In my devotions this morning I read:  “Jesus teaches us in Mark 3:27 that we mush bind the strong man if we want to plunder his house.  The strong man represents the devil.  Do not ever become passive as a Christian and forget that Jesus instructs us to take authority over and bind the enemy.”  That was the state I was in yesterday afternoon.  Satan was attacking me and I had momentarily lost my grounding due to my lack of sleep.  I’m awake now and reconnecting with the tools God has given me already.  We don’t need to stay in the mindset of a loser as Satan would want us to.  God has provided a way of escape even in what we think is a “helpless state”.  Onward we go with The Holy Spirit within and Christ at the helm.

The Journey Continues: Nov. 3, 2016

My word, it actually feels good to sit down to the computer and update readers on the current travels.  Kathy and I got home last night at 11:30 from our China adventure.  It was amazing to get up in Shanghai at 5:45 am Nov. 2 and arrive home 31 hours later and it is still Nov. 2!  Of course, we lost most of Oct. 22 in going so this was our payback in time.  I’m sure later today I will be feeling the jet-lag,but at this point, I am glad to be home and am ready to tackle the work of the day.

My mind is whirling with “what does one do with the results of a trip like this?”  We brought home some “stuff” that will turn into gifts for Christmas and decorations in our home, but what glorifies God?  In my journaling this morning I was asking God to show me what He wants.  He was quick to remind me that He only wants obedience to His Spirit’s leading in my life.  We did learn in a stark way what Christianity looks like in China.  It is in the top four religions of the country but only 4% of the population is Christian.  That is a population of 1.5 billion.  I was told that most of the Chinese people don’t claim a religion.  This is what Communism has done.  One of the guides told us that when students graduate from their universities they have much passion.  However, when they experience life for a couple years first-hand in the working world of China, their passion is gone.  They have no voice in their life whatsoever.  That voice is killed by the ruling government.  We were told that imagination is not a word for them.  There is no hope or dreams that they have for themselves.  God is telling me they need to know He is their HOPE and their DREAMS but this message wasn’t too much a part of this trip.  My first morning in Beijing I was in the hotel lobby reading my Bible waiting for our group and our tour guide.  A young lady was sitting a couple chairs from me.  She scooted close and asked if I were a christian?  I told her I am and she said she is too.  She is a university student she said.  She told me the Christians meet in home churches mostly.  Her English was limited so we couldn’t get too far into this topic.  I was excited to meet someone my first day but this was the only day this happened.  I later learned that I had met one of the 4% in the country’s population.

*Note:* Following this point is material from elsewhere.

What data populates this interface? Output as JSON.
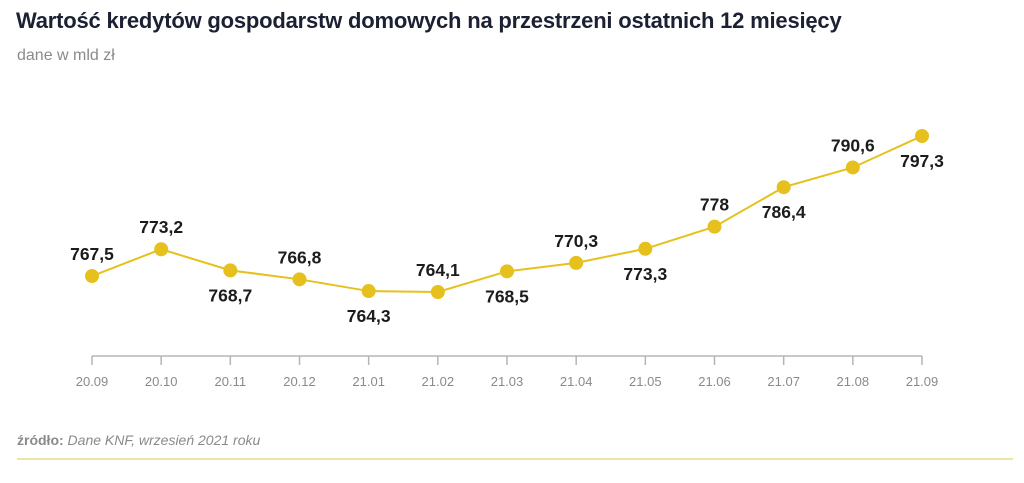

There is so much I could talk about in this writing and I will in the days to follow.  For now my day’s journey takes me back into the nuts and bolts of daily living right here at home.  I’m going to a school dist. this morning where I will be doing some part-time work for the next couple months.  I’ve got some connections to make with some of the Celebrate Recovery folks and Aslan Christian Academy has a major meeting tomorrow with a potential location.  These things are real and I will reconnect with them through the coming days.

Somehow I’d like to know how Kathy and I can take a trip like this and use the time more intentionally for God’s Kingdom work as well as fulfilling lifelong dreams for both of us in seeing this magnificent world our God has created.  I wait to see how these two dreams can come together with greater purpose.  Right now, I’m glad to be home and getting grounded again right here.